Perhaps the most heartening thing about Charity Week is the fact that Muslim students united together for one cause. Islamic Societies around the country came together with a combined vision of uniting the Muslim youth in a mission to raise money for the needy around the world, whilst improving Islam’s image away from the popularised extremist stereotype to a peaceful and proactive power.
Charity week instils a healthy sense of competition between universities to try and raise the most (this year’s winners with an amazing £83k total were Imperial College London), whilst inspiring creativity amongst students to approach fundraising in different and fun ways; to include Muslims and non-Muslims in participating and raising awareness amongst the public.
Such unity has inspired many to take part in a campaign that may have been previously unfamiliar to them. Campuses buzz with the excitement of the annual drive and every year brings new approaches to raising money ranging from bake sales, ladies’ pamper events to fancy dinners and lectures with honoured guests. The atmosphere inspires many to dig deep into their pockets and give, no matter how little. Groups of students, families and friends converge to put their funds together and raise the maximum amount they can.
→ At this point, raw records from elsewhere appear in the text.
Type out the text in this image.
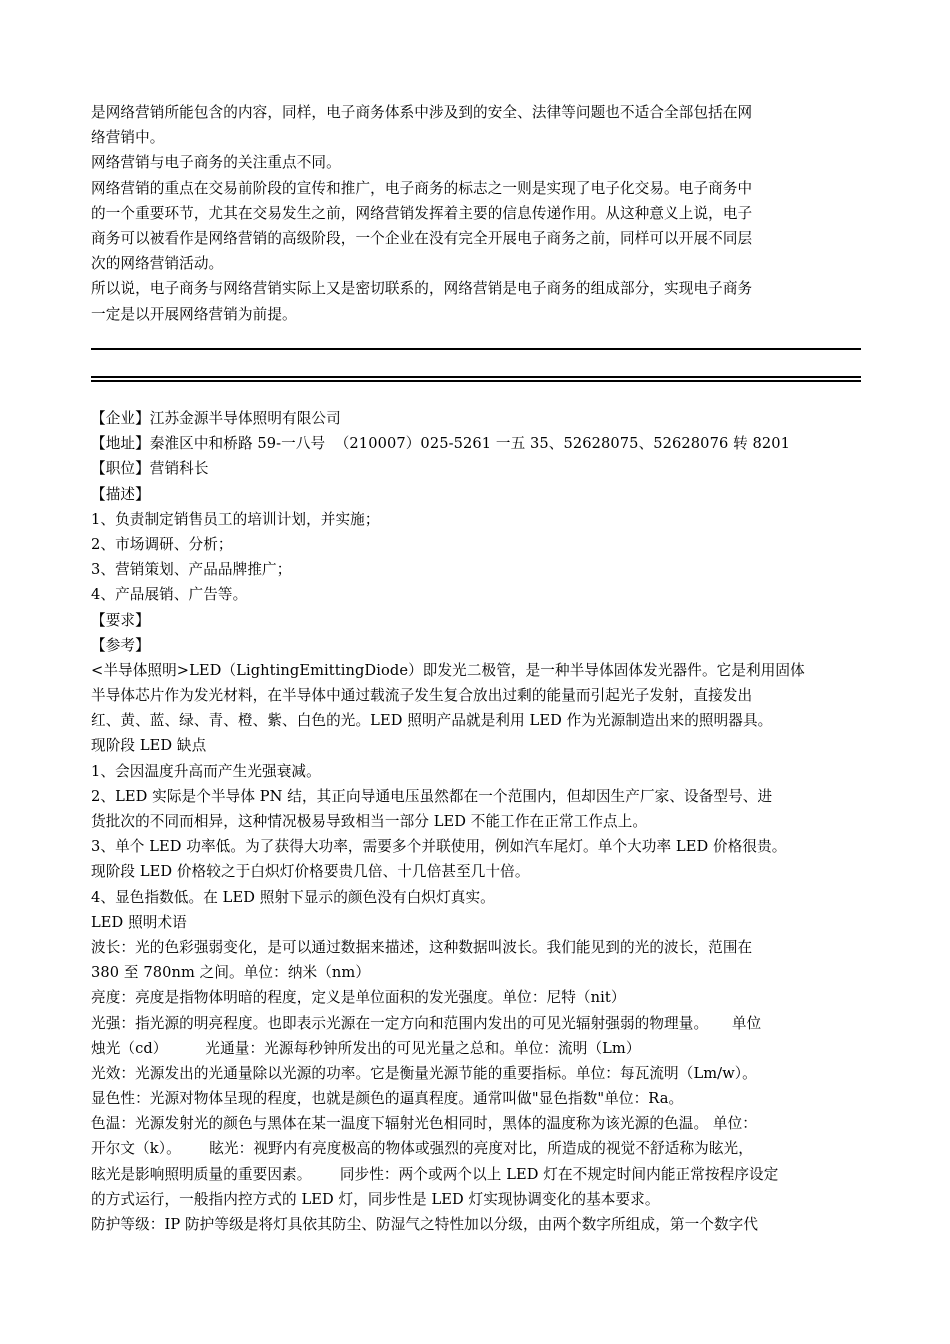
是网络营销所能包含的内容，同样，电子商务体系中涉及到的安全、法律等问题也不适合全部包括在网
络营销中。
网络营销与电子商务的关注重点不同。
网络营销的重点在交易前阶段的宣传和推广，电子商务的标志之一则是实现了电子化交易。电子商务中
的一个重要环节，尤其在交易发生之前，网络营销发挥着主要的信息传递作用。从这种意义上说，电子
商务可以被看作是网络营销的高级阶段，一个企业在没有完全开展电子商务之前，同样可以开展不同层
次的网络营销活动。
所以说，电子商务与网络营销实际上又是密切联系的，网络营销是电子商务的组成部分，实现电子商务
一定是以开展网络营销为前提。
【企业】江苏金源半导体照明有限公司
【地址】秦淮区中和桥路 59-一八号  （210007）025-5261 一五 35、52628075、52628076 转 8201
【职位】营销科长
【描述】
1、负责制定销售员工的培训计划，并实施；
2、市场调研、分析；
3、营销策划、产品品牌推广；
4、产品展销、广告等。
【要求】
【参考】
<半导体照明>LED（LightingEmittingDiode）即发光二极管，是一种半导体固体发光器件。它是利用固体
半导体芯片作为发光材料，在半导体中通过载流子发生复合放出过剩的能量而引起光子发射，直接发出
红、黄、蓝、绿、青、橙、紫、白色的光。LED 照明产品就是利用 LED 作为光源制造出来的照明器具。
现阶段 LED 缺点
1、会因温度升高而产生光强衰减。
2、LED 实际是个半导体 PN 结，其正向导通电压虽然都在一个范围内，但却因生产厂家、设备型号、进
货批次的不同而相异，这种情况极易导致相当一部分 LED 不能工作在正常工作点上。
3、单个 LED 功率低。为了获得大功率，需要多个并联使用，例如汽车尾灯。单个大功率 LED 价格很贵。
现阶段 LED 价格较之于白炽灯价格要贵几倍、十几倍甚至几十倍。
4、显色指数低。在 LED 照射下显示的颜色没有白炽灯真实。
LED 照明术语
波长：光的色彩强弱变化，是可以通过数据来描述，这种数据叫波长。我们能见到的光的波长，范围在
380 至 780nm 之间。单位：纳米（nm）
亮度：亮度是指物体明暗的程度，定义是单位面积的发光强度。单位：尼特（nit）
光强：指光源的明亮程度。也即表示光源在一定方向和范围内发出的可见光辐射强弱的物理量。     单位
烛光（cd）        光通量：光源每秒钟所发出的可见光量之总和。单位：流明（Lm）
光效：光源发出的光通量除以光源的功率。它是衡量光源节能的重要指标。单位：每瓦流明（Lm/w）。
显色性：光源对物体呈现的程度，也就是颜色的逼真程度。通常叫做"显色指数"单位：Ra。
色温：光源发射光的颜色与黑体在某一温度下辐射光色相同时，黑体的温度称为该光源的色温。 单位：
开尔文（k）。      眩光：视野内有亮度极高的物体或强烈的亮度对比，所造成的视觉不舒适称为眩光，
眩光是影响照明质量的重要因素。      同步性：两个或两个以上 LED 灯在不规定时间内能正常按程序设定
的方式运行，一般指内控方式的 LED 灯，同步性是 LED 灯实现协调变化的基本要求。
防护等级：IP 防护等级是将灯具依其防尘、防湿气之特性加以分级，由两个数字所组成，第一个数字代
Charity Week represents a prime example of the potential Muslim youth have to drive the image of Islam towards positivity and to participate actively in uniting and tackling for the sake of a cause. Over £700k will no doubt change the lives of many children in destitute situations across the globe, many of whom reside in largely Muslim populations.
Amidst the ever-growing Islamophobic sentiment, hate crime and fear that has infiltrated Britain today, Muslim youth remain a beacon of hope and a symbol of positivity that must be rewarded. Of course, besides the entertaining and exciting factors that drive Charity Week, intention is reminded at every opportunity to ensure that Muslim students remember the primary reason for the campaign and to renew their intentions towards Allah so that He may accept and reward their efforts.